In late 2002, browser staff developers took over the task of running blastz on new genomes, using the scripts developed by Scott Schwartz. In 2003, Jim developed the chaining and netting process (see Chains_Nets) for enhancing and filtering the local alignments produced by blastz. In 2005, the blastz-chain-net procedure and Scott's wrapper scripts were rolled into doBlastzChainNet.pl which has been used in most runs since then.

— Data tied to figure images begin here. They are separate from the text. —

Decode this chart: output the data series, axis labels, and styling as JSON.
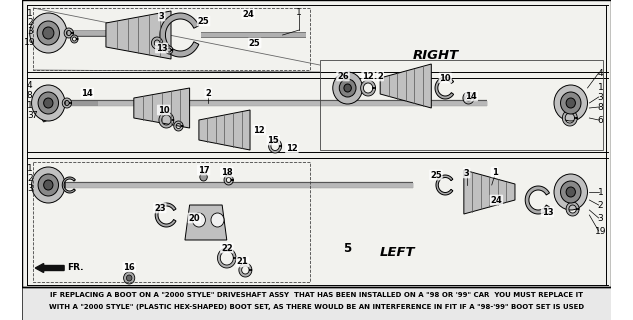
{
  "background_color": "#ffffff",
  "diagram_bg": "#f0f0eb",
  "border_color": "#000000",
  "text_color": "#000000",
  "footnote_line1": "IF REPLACING A BOOT ON A \"2000 STYLE\" DRIVESHAFT ASSY  THAT HAS BEEN INSTALLED ON A \"98 OR '99\" CAR  YOU MUST REPLACE IT",
  "footnote_line2": "WITH A \"2000 STYLE\" (PLASTIC HEX-SHAPED) BOOT SET, AS THERE WOULD BE AN INTERFERENCE IN FIT IF A \"98-'99\" BOOT SET IS USED",
  "label_RIGHT": "RIGHT",
  "label_LEFT": "LEFT",
  "label_FR": "FR.",
  "fig_width": 6.33,
  "fig_height": 3.2,
  "dpi": 100,
  "footnote_fontsize": 5.0,
  "label_fontsize": 7.5,
  "callout_fontsize": 6.0,
  "num_fontsize": 6.5
}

(Should discuss origin of subst. matrices, blastz v6 vs v7.)

Repeats and Masking

There are several distinct treatments of repeats in the context of blastz:

  1. Soft-masking: The bases annotated by RepeatMasker and TRF (with period <= 12) are put in lower-case (all other sequence is upper-case). blastz does not begin an alignment in lower-case sequence, but can extend an existing alignment through the lower-case sequence. This helps it to correctly align "ancient repeats" (shared by both species) interspersed in an aligning region, while not getting swamped by repetitive alignments.
  2. Dynamic masking: This has nothing to do with RepeatMasker/TRF but is worth a mention. Blastz has an M parameter -- I believe we have set it to 50 in most instances, but have seen it set to 0 occasionally. If blastz finds more than M matches to a part of the sequence, it will start to ignore that part of the sequence. That helps to avoid getting swamped by unannotated repeats.
  3. Abridging lineage-specific repeats: For some pairs of species (I believe it's only a subset of mammal-mammal pairs), RepeatMasker can annotate some repeats as lineage-specific, e.g. this repeat in mouse was inserted after the most recent common ancestor with human. Those lineage-specific repeats can interrupt regions that otherwise align well, and that makes them harder to detect and align. So, when aligning a pair of species for which the extra annotation is available, we remove the lineage-specific-annotated portions of repeats before invoking blastz. Then, the resulting alignments from blastz are adjusted so that their coordinates reflect the original unabridged sequence.